A morte em proparoxítonas – 05/07/2025 – Ruy Castro

A imagem mostra dois homens em um palco, ambos usando camisas xadrez e chapéus. O homem à esquerda está segurando um violão e sorrindo, enquanto o homem à direita também sorri e levanta a mão em um gesto de saudação. Ambos estão em frente a microfones, com um fundo que sugere um ambiente de apresentação musical. O piso é de azulejos e há mesas ao fundo, indicando um local de show.

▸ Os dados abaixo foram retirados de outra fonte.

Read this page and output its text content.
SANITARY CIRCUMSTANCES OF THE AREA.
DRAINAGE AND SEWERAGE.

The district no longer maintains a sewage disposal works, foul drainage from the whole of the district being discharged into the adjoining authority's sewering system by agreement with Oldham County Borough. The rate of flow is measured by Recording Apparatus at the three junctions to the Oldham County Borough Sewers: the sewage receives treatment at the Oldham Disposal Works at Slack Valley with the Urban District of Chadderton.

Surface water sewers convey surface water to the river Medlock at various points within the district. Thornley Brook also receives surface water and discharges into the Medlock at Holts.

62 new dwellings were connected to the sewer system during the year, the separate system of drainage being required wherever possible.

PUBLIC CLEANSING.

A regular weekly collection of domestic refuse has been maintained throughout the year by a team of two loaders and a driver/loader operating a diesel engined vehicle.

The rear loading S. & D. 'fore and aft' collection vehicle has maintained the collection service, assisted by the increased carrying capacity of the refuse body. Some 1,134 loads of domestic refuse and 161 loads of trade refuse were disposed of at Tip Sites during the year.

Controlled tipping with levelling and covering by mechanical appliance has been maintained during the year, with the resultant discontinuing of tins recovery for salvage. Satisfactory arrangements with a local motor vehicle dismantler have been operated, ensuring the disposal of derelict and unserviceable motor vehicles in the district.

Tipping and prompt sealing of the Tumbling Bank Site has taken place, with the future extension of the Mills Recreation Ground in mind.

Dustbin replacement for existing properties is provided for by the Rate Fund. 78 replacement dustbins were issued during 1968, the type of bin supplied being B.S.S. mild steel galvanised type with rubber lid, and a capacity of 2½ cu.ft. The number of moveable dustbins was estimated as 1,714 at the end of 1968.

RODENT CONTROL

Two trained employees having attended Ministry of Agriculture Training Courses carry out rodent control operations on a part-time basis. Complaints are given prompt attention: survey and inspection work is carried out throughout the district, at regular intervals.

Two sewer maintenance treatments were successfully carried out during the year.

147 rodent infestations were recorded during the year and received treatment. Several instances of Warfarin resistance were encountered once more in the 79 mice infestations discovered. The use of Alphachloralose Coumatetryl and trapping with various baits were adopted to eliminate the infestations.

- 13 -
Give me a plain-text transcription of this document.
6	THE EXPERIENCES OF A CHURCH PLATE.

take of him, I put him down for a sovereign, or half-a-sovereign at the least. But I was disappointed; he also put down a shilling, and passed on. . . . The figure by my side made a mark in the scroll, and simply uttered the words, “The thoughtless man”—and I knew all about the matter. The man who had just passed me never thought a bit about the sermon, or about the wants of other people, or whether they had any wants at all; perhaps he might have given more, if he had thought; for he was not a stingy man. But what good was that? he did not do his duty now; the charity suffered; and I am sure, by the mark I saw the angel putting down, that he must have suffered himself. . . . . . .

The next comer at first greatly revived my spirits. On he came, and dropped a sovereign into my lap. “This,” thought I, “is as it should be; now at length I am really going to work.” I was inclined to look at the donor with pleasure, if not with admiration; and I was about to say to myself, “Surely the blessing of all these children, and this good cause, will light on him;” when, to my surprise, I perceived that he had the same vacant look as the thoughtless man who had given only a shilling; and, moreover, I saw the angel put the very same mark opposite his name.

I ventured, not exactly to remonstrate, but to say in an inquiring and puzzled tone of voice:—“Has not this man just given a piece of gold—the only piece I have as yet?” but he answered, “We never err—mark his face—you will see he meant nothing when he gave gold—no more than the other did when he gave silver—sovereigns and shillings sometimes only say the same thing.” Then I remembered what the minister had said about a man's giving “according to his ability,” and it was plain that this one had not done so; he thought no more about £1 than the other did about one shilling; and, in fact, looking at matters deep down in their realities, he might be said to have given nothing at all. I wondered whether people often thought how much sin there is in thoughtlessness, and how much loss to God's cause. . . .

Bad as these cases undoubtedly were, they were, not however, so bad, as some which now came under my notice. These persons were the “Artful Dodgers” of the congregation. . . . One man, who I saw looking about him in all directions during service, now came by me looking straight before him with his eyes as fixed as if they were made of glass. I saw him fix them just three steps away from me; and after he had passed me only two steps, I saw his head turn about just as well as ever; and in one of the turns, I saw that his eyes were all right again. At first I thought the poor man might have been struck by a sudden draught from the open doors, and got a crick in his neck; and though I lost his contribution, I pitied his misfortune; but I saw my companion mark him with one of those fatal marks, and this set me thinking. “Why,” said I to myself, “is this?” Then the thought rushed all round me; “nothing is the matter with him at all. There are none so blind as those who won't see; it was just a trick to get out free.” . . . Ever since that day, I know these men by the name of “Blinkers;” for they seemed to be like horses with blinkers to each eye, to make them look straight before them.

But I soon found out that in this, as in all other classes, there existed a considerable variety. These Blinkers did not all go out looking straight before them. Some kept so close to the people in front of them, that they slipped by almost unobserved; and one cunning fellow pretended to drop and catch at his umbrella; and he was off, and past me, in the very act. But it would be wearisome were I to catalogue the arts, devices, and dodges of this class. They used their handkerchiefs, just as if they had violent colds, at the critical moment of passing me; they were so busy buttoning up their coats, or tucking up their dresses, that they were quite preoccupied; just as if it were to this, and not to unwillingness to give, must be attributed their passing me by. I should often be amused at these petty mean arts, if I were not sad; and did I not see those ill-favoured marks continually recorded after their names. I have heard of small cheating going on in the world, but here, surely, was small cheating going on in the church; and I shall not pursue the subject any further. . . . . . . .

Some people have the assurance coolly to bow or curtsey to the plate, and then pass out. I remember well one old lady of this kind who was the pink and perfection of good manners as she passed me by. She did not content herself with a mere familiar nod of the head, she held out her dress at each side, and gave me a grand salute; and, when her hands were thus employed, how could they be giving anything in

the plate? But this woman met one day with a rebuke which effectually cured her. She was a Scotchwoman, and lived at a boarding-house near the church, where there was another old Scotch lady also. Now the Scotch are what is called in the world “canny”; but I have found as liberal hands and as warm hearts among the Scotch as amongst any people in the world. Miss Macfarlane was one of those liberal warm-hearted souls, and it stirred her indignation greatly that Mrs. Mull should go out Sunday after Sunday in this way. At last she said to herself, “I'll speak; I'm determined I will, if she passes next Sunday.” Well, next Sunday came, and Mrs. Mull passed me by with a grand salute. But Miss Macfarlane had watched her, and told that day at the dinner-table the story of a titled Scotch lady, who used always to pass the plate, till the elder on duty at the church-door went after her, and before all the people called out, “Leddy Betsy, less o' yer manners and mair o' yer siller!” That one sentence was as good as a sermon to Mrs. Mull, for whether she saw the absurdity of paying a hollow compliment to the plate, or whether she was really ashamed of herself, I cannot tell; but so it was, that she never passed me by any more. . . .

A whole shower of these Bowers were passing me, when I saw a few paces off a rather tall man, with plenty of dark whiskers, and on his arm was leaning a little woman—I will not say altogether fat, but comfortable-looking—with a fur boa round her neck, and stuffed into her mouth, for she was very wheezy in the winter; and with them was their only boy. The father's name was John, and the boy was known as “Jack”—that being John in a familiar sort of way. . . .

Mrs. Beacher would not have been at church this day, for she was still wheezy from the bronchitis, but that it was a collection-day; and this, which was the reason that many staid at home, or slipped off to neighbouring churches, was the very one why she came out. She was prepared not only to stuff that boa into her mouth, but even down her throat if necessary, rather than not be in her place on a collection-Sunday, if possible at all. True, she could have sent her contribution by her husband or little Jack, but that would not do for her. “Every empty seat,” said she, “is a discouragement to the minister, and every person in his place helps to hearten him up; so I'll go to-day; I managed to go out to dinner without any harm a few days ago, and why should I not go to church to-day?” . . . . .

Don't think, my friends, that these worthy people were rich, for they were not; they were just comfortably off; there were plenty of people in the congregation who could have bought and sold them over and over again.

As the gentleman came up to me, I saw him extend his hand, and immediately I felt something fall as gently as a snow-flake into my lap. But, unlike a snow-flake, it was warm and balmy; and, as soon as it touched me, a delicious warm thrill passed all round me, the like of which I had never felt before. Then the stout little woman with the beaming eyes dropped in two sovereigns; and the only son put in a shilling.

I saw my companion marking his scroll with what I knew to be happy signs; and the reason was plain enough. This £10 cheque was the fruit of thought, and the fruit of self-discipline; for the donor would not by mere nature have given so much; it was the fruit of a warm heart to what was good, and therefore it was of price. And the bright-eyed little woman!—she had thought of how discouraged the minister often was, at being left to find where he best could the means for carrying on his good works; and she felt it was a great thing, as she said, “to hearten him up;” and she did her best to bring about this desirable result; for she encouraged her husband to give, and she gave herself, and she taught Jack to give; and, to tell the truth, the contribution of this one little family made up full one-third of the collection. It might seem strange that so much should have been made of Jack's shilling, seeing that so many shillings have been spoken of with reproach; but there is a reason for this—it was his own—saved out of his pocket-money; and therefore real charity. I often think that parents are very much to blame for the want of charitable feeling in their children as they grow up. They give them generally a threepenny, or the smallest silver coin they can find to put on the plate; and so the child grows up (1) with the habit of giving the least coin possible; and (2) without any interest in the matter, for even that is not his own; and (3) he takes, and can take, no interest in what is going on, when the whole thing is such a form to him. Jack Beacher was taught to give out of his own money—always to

“Ouve meu cântico, quase sem ritmo/ Que a voz de um tísico, magro, esquelético/ Poesia ética em forma esdrúxula/ Feita sem métrica com rima rápida.// Amei Angélica, mulher anêmica/ De cores pálidas e gestos tímidos/ Era maligna e tinha ímpetos/ De fazer cócegas no meu esôfago.// Em noite frigida, fomos ao Lírico/ Ouvir o músico, pianista célebre/ Soprava o zéfiro, ventinho úmido/ Então Angélica ficou asmática.// Fomos ao médico de muita clínica/ Com muita prática e preço módico/ Depois do inquérito descobre o clínico/ O mal atávico, mal sifilítico.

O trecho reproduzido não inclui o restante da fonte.